In preliminary talks with the city and Steamboat 700 officials, school district administrators are trying to find a way for the development to contribute to the construction of a new school, likely on a 35-acre plot the district owns near the development.

Superintendent Shalee Cunningham said developers routinely help pay for schools in California, where she moved from, and she would like to see the same happen in Steamboat.

School Board member Laura Anderson, project manager said the school district's request for assistance in building a new school is a reasonable expectation. District officials met with Steamboat 700 engineers and city representatives two weeks ago, and Anderson said the district will meet again with Steamboat 700 representatives in the near future.

Steamboat 700 Project Manager Danny Mulcahy said a school "absolutely" will be built near the development, though he does not want his group to bear all of the cost.

"There will be a new school out there eventually, but that demand for the new school will be caused by the people already living there," he said. "Steamboat 700 shouldn't bear the burden of an entire new school because we're generating 300 students all together.
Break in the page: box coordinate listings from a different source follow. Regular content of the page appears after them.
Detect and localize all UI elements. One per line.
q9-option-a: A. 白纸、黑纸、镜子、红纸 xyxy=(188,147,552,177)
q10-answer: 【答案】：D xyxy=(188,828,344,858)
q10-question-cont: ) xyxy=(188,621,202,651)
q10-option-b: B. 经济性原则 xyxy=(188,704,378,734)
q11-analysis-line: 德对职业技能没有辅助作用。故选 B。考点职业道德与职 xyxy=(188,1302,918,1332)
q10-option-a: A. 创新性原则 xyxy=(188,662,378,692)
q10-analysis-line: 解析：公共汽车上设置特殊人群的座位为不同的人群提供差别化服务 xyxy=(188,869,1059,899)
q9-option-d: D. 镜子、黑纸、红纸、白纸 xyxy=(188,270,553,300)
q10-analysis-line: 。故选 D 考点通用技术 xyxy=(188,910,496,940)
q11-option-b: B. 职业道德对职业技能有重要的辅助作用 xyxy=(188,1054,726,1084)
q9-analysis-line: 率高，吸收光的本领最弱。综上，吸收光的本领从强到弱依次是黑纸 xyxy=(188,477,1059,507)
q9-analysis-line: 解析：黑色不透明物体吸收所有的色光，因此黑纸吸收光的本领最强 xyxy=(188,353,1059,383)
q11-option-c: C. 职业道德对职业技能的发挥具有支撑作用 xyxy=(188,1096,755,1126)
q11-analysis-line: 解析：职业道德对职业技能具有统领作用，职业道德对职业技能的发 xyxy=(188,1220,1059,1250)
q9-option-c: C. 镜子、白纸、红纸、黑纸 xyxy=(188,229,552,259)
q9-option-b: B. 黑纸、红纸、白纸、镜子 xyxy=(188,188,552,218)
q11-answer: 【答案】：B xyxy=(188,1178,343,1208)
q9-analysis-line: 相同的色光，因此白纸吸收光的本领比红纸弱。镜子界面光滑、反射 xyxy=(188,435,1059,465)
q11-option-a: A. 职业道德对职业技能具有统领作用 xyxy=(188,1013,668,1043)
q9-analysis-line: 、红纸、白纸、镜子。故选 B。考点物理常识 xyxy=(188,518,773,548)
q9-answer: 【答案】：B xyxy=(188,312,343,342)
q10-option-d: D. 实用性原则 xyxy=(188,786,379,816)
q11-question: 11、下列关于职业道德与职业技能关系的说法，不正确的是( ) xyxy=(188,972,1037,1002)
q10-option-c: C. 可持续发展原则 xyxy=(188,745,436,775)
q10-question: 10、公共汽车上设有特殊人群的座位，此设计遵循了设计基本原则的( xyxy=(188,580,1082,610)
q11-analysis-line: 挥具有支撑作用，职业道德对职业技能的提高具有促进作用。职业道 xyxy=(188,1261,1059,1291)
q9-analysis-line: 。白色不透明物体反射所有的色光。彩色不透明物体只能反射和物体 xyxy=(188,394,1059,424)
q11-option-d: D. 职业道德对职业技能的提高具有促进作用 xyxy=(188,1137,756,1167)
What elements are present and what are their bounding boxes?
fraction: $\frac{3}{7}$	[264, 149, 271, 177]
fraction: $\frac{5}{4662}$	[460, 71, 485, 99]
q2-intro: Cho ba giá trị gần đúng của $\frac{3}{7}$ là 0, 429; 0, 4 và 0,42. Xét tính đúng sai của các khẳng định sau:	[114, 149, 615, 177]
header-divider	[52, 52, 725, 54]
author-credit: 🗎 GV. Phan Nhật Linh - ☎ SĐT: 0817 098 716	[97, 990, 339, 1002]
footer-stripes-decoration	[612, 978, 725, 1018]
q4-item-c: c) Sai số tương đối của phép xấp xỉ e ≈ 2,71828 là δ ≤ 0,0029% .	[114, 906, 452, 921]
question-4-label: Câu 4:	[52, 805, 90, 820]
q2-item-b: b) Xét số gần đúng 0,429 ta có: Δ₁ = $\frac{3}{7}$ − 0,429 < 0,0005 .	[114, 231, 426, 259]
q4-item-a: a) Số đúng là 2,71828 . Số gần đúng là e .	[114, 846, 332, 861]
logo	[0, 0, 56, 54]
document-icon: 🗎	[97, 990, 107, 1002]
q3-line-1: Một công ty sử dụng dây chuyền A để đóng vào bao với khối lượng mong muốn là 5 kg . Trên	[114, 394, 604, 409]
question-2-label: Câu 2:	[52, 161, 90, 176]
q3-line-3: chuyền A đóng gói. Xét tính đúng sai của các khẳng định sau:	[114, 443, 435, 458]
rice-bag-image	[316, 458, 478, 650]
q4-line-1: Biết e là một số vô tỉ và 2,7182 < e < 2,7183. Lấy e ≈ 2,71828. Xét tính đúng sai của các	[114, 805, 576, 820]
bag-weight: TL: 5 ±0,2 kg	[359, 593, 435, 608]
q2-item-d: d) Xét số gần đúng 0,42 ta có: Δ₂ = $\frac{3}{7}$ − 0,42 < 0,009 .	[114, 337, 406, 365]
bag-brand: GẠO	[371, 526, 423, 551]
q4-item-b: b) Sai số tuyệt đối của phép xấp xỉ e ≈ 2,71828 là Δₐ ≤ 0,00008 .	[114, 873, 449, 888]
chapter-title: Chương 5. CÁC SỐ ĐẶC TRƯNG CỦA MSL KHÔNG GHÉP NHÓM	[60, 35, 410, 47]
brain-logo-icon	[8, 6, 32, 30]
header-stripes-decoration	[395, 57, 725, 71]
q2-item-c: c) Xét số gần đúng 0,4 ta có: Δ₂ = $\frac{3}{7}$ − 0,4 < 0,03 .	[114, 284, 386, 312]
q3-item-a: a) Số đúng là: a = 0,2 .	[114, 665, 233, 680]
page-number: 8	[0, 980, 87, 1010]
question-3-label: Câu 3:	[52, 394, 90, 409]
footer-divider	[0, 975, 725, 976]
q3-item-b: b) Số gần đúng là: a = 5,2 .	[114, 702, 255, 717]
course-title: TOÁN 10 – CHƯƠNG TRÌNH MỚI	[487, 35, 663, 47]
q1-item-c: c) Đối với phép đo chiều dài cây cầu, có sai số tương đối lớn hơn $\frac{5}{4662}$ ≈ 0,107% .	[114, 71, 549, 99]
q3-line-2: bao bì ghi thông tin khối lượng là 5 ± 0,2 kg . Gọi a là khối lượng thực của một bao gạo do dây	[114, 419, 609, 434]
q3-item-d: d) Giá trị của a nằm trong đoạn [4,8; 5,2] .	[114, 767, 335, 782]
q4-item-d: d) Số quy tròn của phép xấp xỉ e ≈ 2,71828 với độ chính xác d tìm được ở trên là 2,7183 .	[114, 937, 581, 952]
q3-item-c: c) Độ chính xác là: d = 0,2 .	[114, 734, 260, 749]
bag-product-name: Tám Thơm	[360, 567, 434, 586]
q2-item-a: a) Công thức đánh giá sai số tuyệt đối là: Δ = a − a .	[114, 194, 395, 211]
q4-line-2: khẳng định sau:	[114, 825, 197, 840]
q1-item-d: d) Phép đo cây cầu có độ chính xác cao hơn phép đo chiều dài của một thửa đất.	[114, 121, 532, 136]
I want it to be an equitable arrangement all together."

Mulcahy said the school will be built "significantly after" the development is finished.

Growth

The school district has room for a maximum of about 60 new students at the elementary schools, Cunningham said.

The new school on the west end of town likely would be for students from kindergarten to eighth grade, meaning Steamboat Springs High School would have to accommodate those students when they reach ninth grade.

"When we built that school, we built it for physical expansion," Facilities Director Rick Denney said about the high school, which could be expanded vertically or out onto the grassy field directly outside the school's common area.

Denney also said the high school could use an alternate schedule to fit more students into existing space.